Affaire Jack Sion : le procès du faux playboy rejugé à Nice

Le procès en appel de Jack Sion, le septuagénaire qui se faisait passer pour un mannequin pour piéger des femmes, s’ouvre ce mercredi 6 mai à Nice. On vous explique cette affaire hors norme qui bouscule le droit français.
jack sion

Anthony Laroche : Le gendre idéal qui n’existait pas

Sur les sites de rencontres, il s’appelait Anthony Laroche. 37 ans, architecte d’intérieur à Monaco, blond aux yeux bleus, mâchoire carrée. Un profil de « Ken » qui faisait mouche auprès de centaines de femmes. Mais derrière cet écran de fumée se cachait en réalité Jack Sion, un graphiste à la retraite aujourd’hui âgé de 78 ans.

Son mode opératoire était réglé comme du papier à musique. Après des semaines de discussions passionnées et de mise en confiance, il proposait à ses conquêtes un rendez-vous « sensoriel » inspiré de 50 Nuances de Grey. Le deal ? Se laisser guider dans son appartement niçois les yeux bandés et les mains attachées par un foulard.

  • L’appât : Des photos d’un mannequin de pub (le « Cowboy Marlboro »).
  • Le stratagème : Plonger l’appartement dans le noir pour masquer sa vraie silhouette.
  • Le choc : Une fois le bandeau retiré, les victimes découvraient un homme de 68 ans (à l’époque), bien loin de l’athlète promis.

« Au moment où j’ai enlevé le bandeau, j’ai vu sa silhouette, un homme plus petit, pas athlétique du tout… j’ai eu envie de vomir. » — Témoignage d’une victime lors du premier procès.

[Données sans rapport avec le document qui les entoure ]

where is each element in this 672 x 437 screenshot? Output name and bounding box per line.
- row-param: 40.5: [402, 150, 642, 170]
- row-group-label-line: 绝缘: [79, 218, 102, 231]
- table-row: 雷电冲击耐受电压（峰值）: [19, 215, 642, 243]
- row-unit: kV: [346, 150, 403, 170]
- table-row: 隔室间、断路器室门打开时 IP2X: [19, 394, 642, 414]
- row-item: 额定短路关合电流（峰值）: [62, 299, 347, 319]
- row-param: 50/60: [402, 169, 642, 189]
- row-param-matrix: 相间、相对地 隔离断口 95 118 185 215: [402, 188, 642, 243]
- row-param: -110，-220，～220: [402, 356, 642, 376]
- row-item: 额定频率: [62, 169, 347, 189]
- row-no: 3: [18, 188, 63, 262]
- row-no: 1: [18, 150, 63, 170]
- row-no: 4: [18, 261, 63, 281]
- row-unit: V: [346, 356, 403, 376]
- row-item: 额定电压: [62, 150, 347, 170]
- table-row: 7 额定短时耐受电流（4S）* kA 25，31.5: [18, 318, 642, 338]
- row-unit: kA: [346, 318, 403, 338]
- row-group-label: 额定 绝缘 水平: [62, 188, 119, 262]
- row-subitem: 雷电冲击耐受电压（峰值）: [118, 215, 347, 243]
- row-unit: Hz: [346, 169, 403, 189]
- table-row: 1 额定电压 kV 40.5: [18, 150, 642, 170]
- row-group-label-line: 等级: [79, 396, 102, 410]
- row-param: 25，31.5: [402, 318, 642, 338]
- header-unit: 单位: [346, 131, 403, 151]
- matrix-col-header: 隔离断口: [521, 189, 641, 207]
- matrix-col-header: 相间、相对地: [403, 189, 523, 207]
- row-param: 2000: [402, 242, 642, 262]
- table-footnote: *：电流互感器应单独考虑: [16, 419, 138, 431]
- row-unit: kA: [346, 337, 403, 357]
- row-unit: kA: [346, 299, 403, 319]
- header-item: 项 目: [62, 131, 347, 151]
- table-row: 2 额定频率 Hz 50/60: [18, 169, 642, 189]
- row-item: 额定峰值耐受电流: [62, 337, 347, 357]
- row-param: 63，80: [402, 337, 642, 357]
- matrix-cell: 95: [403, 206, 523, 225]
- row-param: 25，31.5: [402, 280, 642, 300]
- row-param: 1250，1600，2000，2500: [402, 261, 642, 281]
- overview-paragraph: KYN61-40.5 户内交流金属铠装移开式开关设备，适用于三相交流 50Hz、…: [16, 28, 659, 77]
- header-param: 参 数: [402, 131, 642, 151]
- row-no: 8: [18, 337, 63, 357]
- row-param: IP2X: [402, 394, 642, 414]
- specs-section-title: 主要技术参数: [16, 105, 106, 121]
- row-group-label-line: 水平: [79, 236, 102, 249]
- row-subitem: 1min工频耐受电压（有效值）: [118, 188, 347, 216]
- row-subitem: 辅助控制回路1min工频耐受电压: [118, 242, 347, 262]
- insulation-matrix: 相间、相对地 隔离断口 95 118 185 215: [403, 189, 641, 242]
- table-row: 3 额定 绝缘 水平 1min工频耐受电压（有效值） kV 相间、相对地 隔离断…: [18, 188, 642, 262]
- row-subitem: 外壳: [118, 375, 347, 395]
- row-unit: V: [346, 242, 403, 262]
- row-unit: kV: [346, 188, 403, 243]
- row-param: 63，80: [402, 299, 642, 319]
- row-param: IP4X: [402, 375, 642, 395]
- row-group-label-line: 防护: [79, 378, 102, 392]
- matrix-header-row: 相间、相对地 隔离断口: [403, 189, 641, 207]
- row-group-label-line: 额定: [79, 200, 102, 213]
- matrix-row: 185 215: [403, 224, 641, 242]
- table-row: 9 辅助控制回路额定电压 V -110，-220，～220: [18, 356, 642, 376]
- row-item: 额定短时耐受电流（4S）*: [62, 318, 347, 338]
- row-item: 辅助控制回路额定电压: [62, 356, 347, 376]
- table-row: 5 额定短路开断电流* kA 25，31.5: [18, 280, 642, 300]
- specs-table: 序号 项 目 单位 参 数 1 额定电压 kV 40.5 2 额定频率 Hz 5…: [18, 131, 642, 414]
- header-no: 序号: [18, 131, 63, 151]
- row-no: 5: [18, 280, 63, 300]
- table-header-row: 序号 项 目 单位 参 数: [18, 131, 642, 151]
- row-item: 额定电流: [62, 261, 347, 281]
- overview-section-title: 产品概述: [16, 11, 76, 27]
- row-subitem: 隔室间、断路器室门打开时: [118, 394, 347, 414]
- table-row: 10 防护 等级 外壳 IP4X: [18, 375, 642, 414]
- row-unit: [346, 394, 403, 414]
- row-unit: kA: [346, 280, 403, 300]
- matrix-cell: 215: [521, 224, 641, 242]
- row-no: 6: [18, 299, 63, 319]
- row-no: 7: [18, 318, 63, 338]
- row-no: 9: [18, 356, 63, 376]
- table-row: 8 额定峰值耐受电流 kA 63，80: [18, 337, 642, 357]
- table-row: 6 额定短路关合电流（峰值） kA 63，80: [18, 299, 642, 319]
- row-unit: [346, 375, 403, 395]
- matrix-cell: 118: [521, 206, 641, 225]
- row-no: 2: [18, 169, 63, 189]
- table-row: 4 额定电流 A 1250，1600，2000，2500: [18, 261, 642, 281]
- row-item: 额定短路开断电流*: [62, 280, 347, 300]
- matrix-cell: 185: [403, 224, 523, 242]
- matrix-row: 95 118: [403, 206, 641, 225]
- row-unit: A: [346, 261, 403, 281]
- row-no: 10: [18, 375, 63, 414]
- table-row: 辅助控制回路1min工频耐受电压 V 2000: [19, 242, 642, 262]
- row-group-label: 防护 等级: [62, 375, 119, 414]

Le « viol par surprise » : Un débat juridique explosif

C’est ici que l’affaire devient un tournant pour la justice. Jack Sion n’a utilisé ni violence physique, ni menace apparente. Pourtant, la Cour de cassation a tranché : mentir sur son identité physique et civile pour obtenir un rapport sexuel peut constituer un viol par surprise.

Le consentement des victimes a été vicié par une mise en scène déloyale. Jack Sion, lui, ne lâche rien. Pour sa défense, il s’agit de jeux « coquins » librement acceptés. Pourtant, l’enquête a révélé une face beaucoup plus sombre du personnage :

  • Un carnet de « chasse » : Il notait les failles psychologiques de ses cibles (deuil, divorce, maladie).
  • 342 contacts : Une mécanique industrielle de séduction numérique.
  • 24 rencontres identifiées : La plupart des femmes repartaient sous le choc, sans oser porter plainte.

Un enjeu de taille pour les victimes

Condamné à 8 ans de prison en 2021, Jack Sion comparaît aujourd’hui libre sous contrôle judiciaire, en raison de sa santé précaire. Ses avocats plaident l’acquittement, affirmant que les conditions des rapports avaient été définies en amont.

Pour les parties civiles, l’enjeu dépasse le simple verdict. Il s’agit de faire reconnaître que le consentement sur Internet ne donne pas le droit à l’imposture physique totale. Maître Mohamed Maktouf, avocat des victimes, rappelle que ses clientes attendent une condamnation ferme malgré l’âge de l’accusé, qui fêtera ses 79 ans en plein procès.

Les jurés de Nice ont jusqu’au 15 mai pour décider si Jack Sion est un simple « menteur » ou un criminel ayant utilisé le numérique comme une arme de prédation.